Imagining a team hauling a pneumatic jackhammer down Blue John Canyon to break the rock apart with me still stuck under it makes the idea of rescue seem even more improbable than before. Just getting me free will be a tremendous task, and evacuating me in a litter out of the slot…The space is so confined, I’m not sure there’s a feasible route to use.

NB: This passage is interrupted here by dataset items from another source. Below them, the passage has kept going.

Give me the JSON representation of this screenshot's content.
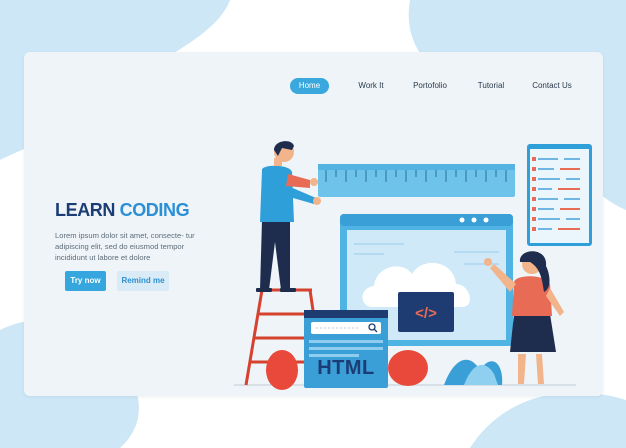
{
  "nav": {
    "items": [
      {
        "label": "Home",
        "active": true
      },
      {
        "label": "Work It",
        "active": false
      },
      {
        "label": "Portofolio",
        "active": false
      },
      {
        "label": "Tutorial",
        "active": false
      },
      {
        "label": "Contact Us",
        "active": false
      }
    ]
  },
  "hero": {
    "title_part1": "LEARN",
    "title_part2": "CODING",
    "description": "Lorem ipsum dolor sit amet, consecte- tur adipiscing elit, sed do eiusmod tempor incididunt ut labore et dolore",
    "primary_button": "Try now",
    "secondary_button": "Remind me"
  },
  "illustration": {
    "html_label": "HTML",
    "code_symbol": "</>"
  },
  "colors": {
    "accent": "#3aa8dd",
    "title_dark": "#1b3c74",
    "title_blue": "#2b8fd6",
    "background_blob": "#cde7f6",
    "card": "#eef4f8"
  }
}
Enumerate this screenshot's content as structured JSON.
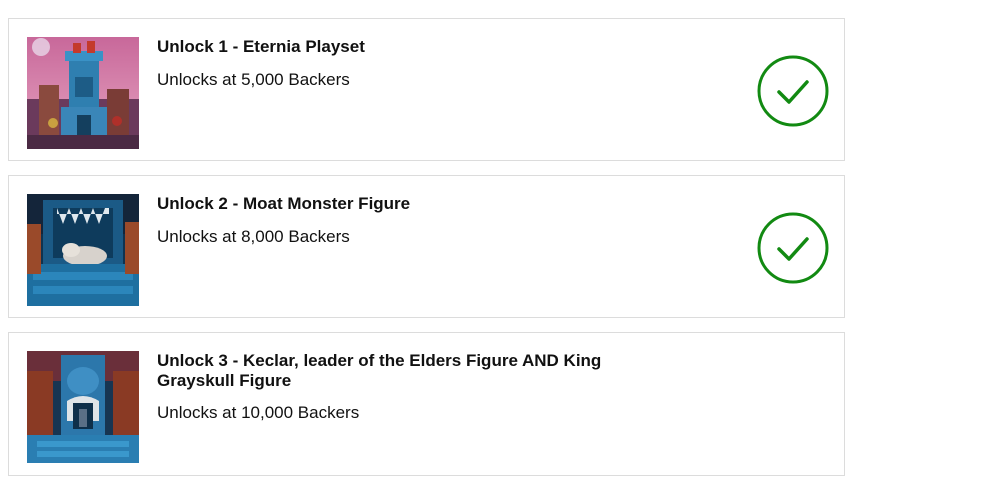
{
  "unlocks": [
    {
      "title": "Unlock 1 - Eternia Playset",
      "subtitle": "Unlocks at 5,000 Backers",
      "unlocked": true,
      "image_icon": "eternia-playset-image"
    },
    {
      "title": "Unlock 2 - Moat Monster Figure",
      "subtitle": "Unlocks at 8,000 Backers",
      "unlocked": true,
      "image_icon": "moat-monster-image"
    },
    {
      "title": "Unlock 3 - Keclar, leader of the Elders Figure AND King Grayskull Figure",
      "subtitle": "Unlocks at 10,000 Backers",
      "unlocked": false,
      "image_icon": "keclar-grayskull-image"
    }
  ],
  "colors": {
    "check_green": "#128a12",
    "card_border": "#dcdcdc"
  },
  "icons": {
    "unlocked_badge": "checkmark-circle-icon"
  }
}
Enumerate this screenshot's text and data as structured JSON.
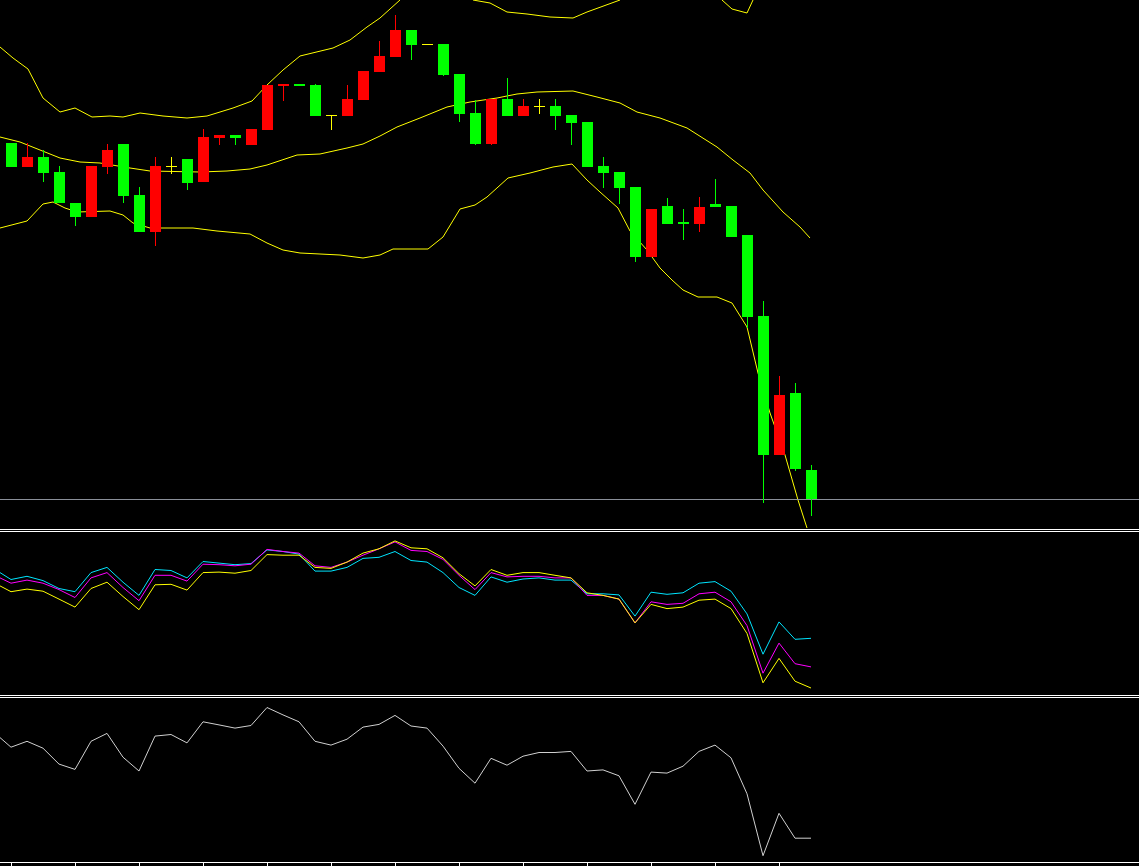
{
  "panels": [
    {
      "kind": "candles",
      "overlays": [
        {
          "kind": "bands"
        },
        {
          "kind": "level"
        }
      ]
    },
    {
      "kind": "lines",
      "series": [
        {
          "color": "#00e5ff"
        },
        {
          "color": "#ff00ff"
        },
        {
          "color": "#ffff00"
        }
      ]
    },
    {
      "kind": "lines",
      "series": [
        {
          "color": "#d0d0d0"
        }
      ]
    }
  ]
}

The logistics nightmare overloads my hope. I know it’s all theoretical, but even in theory, it sounds like a multi-day ordeal once I’m located. Moving a subject in a litter a hundred yards down a wide road grade takes five minutes with six people. Make it a narrowing winding trail, and it could be a half hour of effort. As soon as there’s a haul or lowering system involved, it adds an hour or two, and that’s with ideal conditions. Each level of complexity adds time and resource demands and elevates the risk to the rescuers. For me, each one of those chockstones I crawled over or under represents a diminished likelihood that I would survive the time it would take to evacuate my useless body. If I’m alive when a rescue team finds me, I will probably die before reaching definitive medical care. Realizing it doesn’t matter-I’ll be dead before searchers get to this part of the canyon, anyway-I close my left eye in an unconscious grimacing wink and continue with the videoing. I’m exasperated.
“I tried…I tried cutting my arm off. I couldn’t even barely break the skin with this stupid knife. I tried a couple different blades, but all I did was just mark myself up. I could barely even get any blood to draw, it’s probably so thick at this point.